PLN UP3 Luwuk Cetak Talenta Hijau, Siswa SMKN 2 Luwuk Belajar Konversi Motor Listrik

Ekonomi Bisnis491 Dilihat

Luwuk, VivaSulut – PT PLN (Persero) Unit Pelaksana Pelayanan Pelanggan (UP3) Luwuk mendorong lahirnya generasi muda yang siap menghadapi era energi bersih melalui program Tanggung Jawab Sosial dan Lingkungan (TJSL) bertajuk edukasi ekosistem green energy dan penguatan kompetensi konversi kendaraan listrik.

Program yang digelar di SMKN 2 Luwuk, Kabupaten Banggai, ini menjadi bagian dari komitmen PLN dalam memperkuat keterampilan siswa sekolah vokasi agar memiliki kompetensi sesuai kebutuhan industri masa depan.

Melalui kegiatan tersebut, PLN memberikan edukasi kepada guru dan siswa mengenai ekosistem energi hijau, mulai dari pemanfaatan energi bersih, perkembangan kendaraan listrik, hingga peluang industri elektrifikasi.

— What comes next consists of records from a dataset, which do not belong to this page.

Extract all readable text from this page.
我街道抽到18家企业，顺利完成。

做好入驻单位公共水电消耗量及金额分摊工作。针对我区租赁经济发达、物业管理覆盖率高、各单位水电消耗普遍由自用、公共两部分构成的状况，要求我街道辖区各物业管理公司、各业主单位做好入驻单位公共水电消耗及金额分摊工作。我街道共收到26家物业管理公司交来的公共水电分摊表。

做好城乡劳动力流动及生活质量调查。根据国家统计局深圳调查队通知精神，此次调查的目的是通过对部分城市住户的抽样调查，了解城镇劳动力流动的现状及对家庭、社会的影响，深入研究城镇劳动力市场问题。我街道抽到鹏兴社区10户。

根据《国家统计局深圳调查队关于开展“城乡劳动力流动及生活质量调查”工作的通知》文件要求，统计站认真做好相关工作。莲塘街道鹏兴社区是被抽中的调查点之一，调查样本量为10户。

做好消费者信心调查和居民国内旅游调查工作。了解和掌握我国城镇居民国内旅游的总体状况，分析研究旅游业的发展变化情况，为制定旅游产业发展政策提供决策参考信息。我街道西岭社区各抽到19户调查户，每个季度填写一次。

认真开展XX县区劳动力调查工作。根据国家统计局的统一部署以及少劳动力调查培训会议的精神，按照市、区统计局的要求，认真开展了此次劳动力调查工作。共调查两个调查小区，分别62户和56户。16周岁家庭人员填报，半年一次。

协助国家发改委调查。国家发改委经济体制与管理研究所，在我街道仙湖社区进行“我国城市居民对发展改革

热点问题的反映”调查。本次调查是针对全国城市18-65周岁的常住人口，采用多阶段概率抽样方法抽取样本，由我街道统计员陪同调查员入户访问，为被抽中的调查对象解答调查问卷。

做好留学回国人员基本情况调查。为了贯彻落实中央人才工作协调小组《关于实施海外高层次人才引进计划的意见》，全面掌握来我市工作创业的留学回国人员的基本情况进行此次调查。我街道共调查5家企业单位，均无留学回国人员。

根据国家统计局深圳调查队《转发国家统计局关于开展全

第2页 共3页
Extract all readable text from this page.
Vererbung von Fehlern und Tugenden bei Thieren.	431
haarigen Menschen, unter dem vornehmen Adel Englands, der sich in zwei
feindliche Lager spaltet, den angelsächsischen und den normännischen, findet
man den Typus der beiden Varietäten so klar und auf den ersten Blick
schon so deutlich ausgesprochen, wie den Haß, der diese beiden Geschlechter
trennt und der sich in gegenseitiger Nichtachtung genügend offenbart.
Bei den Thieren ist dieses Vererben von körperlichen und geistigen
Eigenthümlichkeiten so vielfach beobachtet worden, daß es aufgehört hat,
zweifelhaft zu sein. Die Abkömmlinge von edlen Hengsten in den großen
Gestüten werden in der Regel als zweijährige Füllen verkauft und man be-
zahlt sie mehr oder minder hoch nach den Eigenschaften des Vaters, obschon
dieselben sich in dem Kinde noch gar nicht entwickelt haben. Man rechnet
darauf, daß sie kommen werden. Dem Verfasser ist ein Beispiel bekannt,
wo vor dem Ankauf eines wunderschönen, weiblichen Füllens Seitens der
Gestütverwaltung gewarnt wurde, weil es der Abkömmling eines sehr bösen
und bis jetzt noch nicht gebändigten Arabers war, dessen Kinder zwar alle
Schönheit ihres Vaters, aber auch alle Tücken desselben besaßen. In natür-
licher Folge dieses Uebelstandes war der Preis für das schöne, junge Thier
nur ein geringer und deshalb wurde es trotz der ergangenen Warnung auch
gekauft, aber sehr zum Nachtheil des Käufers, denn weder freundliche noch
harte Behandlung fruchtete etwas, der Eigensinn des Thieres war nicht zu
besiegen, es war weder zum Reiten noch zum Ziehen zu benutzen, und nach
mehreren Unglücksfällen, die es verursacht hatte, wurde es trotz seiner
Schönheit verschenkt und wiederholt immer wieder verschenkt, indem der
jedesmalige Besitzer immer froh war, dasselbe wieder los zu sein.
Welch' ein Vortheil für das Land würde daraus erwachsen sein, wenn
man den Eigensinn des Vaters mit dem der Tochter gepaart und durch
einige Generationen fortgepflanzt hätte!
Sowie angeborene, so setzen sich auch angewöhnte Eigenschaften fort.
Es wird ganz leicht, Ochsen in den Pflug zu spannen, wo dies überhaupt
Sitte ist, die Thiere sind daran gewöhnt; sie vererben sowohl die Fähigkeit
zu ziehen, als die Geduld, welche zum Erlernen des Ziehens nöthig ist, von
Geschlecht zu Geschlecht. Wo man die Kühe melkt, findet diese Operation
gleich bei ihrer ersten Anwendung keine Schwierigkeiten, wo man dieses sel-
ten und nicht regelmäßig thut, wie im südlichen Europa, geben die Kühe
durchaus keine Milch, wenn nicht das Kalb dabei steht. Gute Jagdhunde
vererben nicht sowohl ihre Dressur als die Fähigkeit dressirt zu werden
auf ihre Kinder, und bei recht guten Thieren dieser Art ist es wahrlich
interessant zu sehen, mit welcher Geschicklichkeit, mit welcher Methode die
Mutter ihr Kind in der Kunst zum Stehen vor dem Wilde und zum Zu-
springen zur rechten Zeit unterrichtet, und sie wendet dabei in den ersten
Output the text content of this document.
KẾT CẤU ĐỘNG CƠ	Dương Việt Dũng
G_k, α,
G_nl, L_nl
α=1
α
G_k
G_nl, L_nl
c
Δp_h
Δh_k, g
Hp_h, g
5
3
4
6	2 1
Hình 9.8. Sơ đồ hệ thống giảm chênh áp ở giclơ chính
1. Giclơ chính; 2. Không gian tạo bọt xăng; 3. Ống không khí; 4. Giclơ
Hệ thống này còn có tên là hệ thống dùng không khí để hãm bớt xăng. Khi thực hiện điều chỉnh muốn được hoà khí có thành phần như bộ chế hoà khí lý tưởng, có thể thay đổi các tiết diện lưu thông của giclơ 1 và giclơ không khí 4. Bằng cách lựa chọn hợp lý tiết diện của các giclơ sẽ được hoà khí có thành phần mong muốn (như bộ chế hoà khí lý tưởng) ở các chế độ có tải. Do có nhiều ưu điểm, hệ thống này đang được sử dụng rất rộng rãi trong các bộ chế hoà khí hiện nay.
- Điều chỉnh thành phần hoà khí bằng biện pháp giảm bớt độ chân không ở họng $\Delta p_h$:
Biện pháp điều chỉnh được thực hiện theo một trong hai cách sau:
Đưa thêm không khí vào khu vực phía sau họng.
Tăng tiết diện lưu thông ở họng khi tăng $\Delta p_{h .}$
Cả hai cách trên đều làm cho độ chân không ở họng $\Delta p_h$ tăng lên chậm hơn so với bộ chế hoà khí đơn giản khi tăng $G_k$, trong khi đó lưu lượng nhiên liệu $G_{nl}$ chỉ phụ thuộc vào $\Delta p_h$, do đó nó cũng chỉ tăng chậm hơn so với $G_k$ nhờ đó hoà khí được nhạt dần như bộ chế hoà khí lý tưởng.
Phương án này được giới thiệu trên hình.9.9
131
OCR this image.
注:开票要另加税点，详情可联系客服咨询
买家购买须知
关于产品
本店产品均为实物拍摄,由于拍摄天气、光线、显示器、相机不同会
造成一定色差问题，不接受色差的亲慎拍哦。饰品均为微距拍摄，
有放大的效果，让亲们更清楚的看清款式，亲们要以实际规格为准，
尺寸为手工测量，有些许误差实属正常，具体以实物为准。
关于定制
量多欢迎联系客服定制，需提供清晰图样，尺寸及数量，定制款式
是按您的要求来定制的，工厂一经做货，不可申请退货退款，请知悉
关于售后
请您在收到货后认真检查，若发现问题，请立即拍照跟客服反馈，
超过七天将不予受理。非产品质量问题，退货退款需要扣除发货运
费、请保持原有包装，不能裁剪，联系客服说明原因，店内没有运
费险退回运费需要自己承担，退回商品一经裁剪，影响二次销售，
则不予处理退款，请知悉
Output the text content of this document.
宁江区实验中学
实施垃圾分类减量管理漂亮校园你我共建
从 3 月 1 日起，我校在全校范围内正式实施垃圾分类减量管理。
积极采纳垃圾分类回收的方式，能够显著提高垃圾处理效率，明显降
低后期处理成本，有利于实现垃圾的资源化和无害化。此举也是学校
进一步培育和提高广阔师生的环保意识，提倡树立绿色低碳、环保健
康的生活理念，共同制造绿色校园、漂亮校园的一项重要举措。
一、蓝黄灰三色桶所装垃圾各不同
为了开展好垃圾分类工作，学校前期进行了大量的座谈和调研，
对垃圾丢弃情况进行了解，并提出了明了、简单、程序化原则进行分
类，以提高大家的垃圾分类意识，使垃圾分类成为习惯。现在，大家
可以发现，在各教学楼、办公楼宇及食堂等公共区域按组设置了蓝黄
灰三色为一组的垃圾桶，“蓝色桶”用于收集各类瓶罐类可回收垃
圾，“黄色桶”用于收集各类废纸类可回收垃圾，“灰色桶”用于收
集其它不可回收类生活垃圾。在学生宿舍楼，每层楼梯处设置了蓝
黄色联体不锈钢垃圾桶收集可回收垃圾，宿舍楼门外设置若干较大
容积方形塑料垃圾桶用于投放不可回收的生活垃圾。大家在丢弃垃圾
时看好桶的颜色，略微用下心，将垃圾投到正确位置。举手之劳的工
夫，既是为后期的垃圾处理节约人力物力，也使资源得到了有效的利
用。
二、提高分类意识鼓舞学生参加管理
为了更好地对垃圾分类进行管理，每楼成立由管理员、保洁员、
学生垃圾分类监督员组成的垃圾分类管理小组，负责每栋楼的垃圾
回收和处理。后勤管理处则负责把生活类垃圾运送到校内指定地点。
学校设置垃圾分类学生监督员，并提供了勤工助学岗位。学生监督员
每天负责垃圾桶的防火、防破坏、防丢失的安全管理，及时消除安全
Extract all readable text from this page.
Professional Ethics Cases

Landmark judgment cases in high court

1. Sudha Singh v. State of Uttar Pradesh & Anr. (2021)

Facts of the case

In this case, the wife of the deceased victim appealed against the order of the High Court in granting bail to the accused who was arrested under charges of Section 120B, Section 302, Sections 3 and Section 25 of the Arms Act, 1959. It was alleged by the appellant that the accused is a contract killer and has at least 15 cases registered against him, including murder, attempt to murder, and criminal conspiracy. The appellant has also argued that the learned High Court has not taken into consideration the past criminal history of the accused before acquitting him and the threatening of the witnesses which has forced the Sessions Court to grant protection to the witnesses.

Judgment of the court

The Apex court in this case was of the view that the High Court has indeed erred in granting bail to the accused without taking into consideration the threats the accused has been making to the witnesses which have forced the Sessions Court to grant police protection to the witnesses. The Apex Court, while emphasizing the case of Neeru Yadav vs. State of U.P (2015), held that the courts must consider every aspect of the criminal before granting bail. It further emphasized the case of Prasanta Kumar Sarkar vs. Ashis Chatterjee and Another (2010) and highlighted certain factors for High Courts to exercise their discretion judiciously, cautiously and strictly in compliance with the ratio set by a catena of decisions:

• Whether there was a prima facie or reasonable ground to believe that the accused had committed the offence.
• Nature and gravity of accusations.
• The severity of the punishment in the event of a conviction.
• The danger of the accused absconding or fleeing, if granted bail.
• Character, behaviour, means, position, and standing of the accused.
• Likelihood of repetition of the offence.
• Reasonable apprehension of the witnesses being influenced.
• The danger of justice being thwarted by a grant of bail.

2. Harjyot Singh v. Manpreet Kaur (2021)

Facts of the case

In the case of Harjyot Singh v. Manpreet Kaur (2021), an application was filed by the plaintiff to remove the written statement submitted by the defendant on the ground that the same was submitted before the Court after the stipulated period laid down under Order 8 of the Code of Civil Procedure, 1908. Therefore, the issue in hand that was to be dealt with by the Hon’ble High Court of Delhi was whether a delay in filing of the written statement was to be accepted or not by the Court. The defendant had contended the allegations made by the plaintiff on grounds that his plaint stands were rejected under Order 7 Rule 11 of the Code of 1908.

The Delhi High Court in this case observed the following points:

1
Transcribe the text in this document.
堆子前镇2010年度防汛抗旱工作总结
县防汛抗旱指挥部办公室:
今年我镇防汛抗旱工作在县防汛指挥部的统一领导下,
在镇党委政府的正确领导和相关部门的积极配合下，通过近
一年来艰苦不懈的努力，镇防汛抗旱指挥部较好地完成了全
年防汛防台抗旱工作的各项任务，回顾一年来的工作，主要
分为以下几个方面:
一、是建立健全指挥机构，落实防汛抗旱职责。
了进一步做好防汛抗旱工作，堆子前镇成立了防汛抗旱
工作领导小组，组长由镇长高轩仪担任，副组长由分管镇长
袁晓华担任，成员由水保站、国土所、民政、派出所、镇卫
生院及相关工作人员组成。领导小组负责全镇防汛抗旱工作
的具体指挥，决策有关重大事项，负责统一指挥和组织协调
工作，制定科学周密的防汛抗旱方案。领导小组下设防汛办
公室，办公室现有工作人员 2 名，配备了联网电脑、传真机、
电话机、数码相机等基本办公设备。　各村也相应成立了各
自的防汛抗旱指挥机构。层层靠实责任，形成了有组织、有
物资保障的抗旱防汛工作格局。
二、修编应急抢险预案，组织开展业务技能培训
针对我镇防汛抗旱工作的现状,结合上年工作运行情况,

General Manager PLN UID Sulawesi Utara, Sulawesi Tengah, dan Gorontalo (Suluttenggo), Usman Bangun, mengatakan pengembangan sumber daya manusia menjadi faktor penting dalam mendukung keberhasilan transisi energi nasional.

“Transisi menuju energi bersih membutuhkan kesiapan teknologi sekaligus talenta muda yang mampu beradaptasi. Melalui program ini, PLN ingin memastikan siswa SMK di daerah tidak hanya menjadi pengguna teknologi, tetapi juga menjadi bagian dari penggerak ekosistem kendaraan listrik di masa depan,” ujar Usman.

Dalam program tersebut, PLN juga mendukung pembelajaran berbasis praktik melalui pengembangan konversi tiga unit sepeda motor berbahan bakar minyak (BBM) menjadi kendaraan listrik.

Fasilitas tersebut memberikan kesempatan bagi siswa untuk menerapkan teori secara langsung di bengkel sekolah sekaligus memahami teknologi kendaraan listrik secara lebih mendalam.

Manager PLN UP3 Luwuk, Ridwan Bogie Rismawan, mengatakan program ini dirancang agar memberikan manfaat jangka panjang bagi dunia pendidikan vokasi di Kabupaten Banggai.

“Kami ingin memperkenalkan ekosistem green energy lebih dekat kepada siswa. Dengan keterampilan konversi kendaraan listrik, lulusan SMKN 2 Luwuk diharapkan memiliki daya saing tinggi, siap memasuki dunia kerja, bahkan membuka peluang usaha baru di bidang elektrifikasi,” kata Ridwan.

Kepala SMKN 2 Luwuk, Anton Nurdin Y, S.Pd., M.Acc, mengapresiasi dukungan PLN yang dinilai mampu memperkaya proses pembelajaran di sekolah.

“Bantuan media praktik konversi kendaraan listrik dan edukasi langsung dari PLN sangat membantu kami menyelaraskan pembelajaran dengan perkembangan industri. Ini menjadi nilai tambah bagi lulusan kami di bidang kendaraan listrik dan energi terbarukan,” ungkap Anton.

Melalui program TJSL tersebut, PLN berharap semakin banyak generasi muda yang memiliki kompetensi energi bersih dan siap menjadi bagian dari transformasi menuju ekonomi hijau.